Still, he makes some good points, among them that a passive equity-only long-only investment portfolio can be far underwater for decades:
Short only equity seems to be working quite well so far in 2008 and stock indices in many major developed markets have erased most gains from last year. The S&P 500 is now around 1400 just as it was 12 months ago and in January 2000. Investors don't seem to have received much equity risk premium or been compensated for the volatility despite what the economics textbooks say but then stocks can't read. It could be worse; in Jan 1988 the Japanese Nikkei was at 24,000 and now, 20 years on, it is at 14,000. Prudence mandates acknowledging the possibility of an extended bear market and constructing a portfolio that can grow without the benefit of beta. It just snowed in Baghdad; unlikely things can and do happen.
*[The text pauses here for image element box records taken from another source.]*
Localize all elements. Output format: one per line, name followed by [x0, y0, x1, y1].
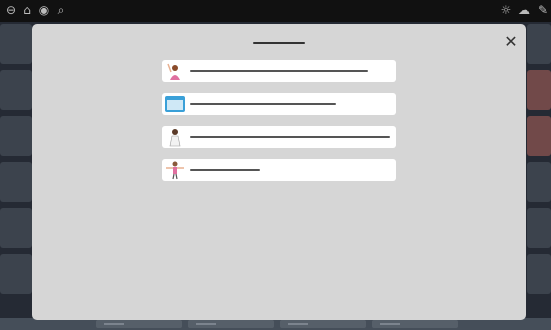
- choice-modal: ✕: [32, 24, 526, 320]
- option-item[interactable]: [162, 126, 396, 148]
- doctor-icon: [169, 129, 181, 147]
- cloud-icon[interactable]: ☁: [517, 3, 531, 17]
- option-label-placeholder: [190, 136, 390, 138]
- option-item[interactable]: [162, 60, 396, 82]
- option-item[interactable]: [162, 159, 396, 181]
- calendar-day-icon: [165, 96, 185, 112]
- home-icon[interactable]: ⌂: [20, 3, 34, 17]
- option-label-placeholder: [190, 103, 336, 105]
- camera-icon[interactable]: ◉: [37, 3, 51, 17]
- sun-icon[interactable]: ☼: [499, 3, 513, 17]
- modal-drag-handle[interactable]: [253, 42, 305, 44]
- close-icon[interactable]: ✕: [502, 33, 520, 51]
- back-icon[interactable]: ⊖: [4, 3, 18, 17]
- option-label-placeholder: [190, 70, 368, 72]
- search-icon[interactable]: ⌕: [54, 3, 68, 17]
- waving-woman-icon: [167, 63, 180, 80]
- top-toolbar: ⊖ ⌂ ◉ ⌕ ☼ ☁ ✎: [0, 0, 551, 22]
- tools-icon[interactable]: ✎: [536, 3, 550, 17]
- option-item[interactable]: [162, 93, 396, 115]
- option-label-placeholder: [190, 169, 260, 171]
- arms-out-person-icon: [166, 161, 184, 180]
Allen is a big basher of index funds: how do you know that equities are going to go up? He says it's much smarter "allocate to fund managers with the skill to generate reliable absolute returns". But that's the problem: if you can't even trust a broad asset class like equities to go up over the long term, you certainly can't trust any given fund manager, or group of fund mangers, not to lose your money.
If you're really risk averse, and can't afford to lose money, then there are lots of very safe fixed-income instruments available to you, including federally-insured certificates of deposit. Allen says "there is no edge in beta" and implies that anything can fall in value. Technically, that might be true, but in the real world there are some very safe investments out there with decent and certain positive nominal returns. If you buy-and-hold TIPS, you can even get certain positive real returns.
Beyond the yields available from the US government, there will always be some risk involved in your investing. But I'm far from convinced that the risk is lower in the world of hedge funds than it is in the world of index funds.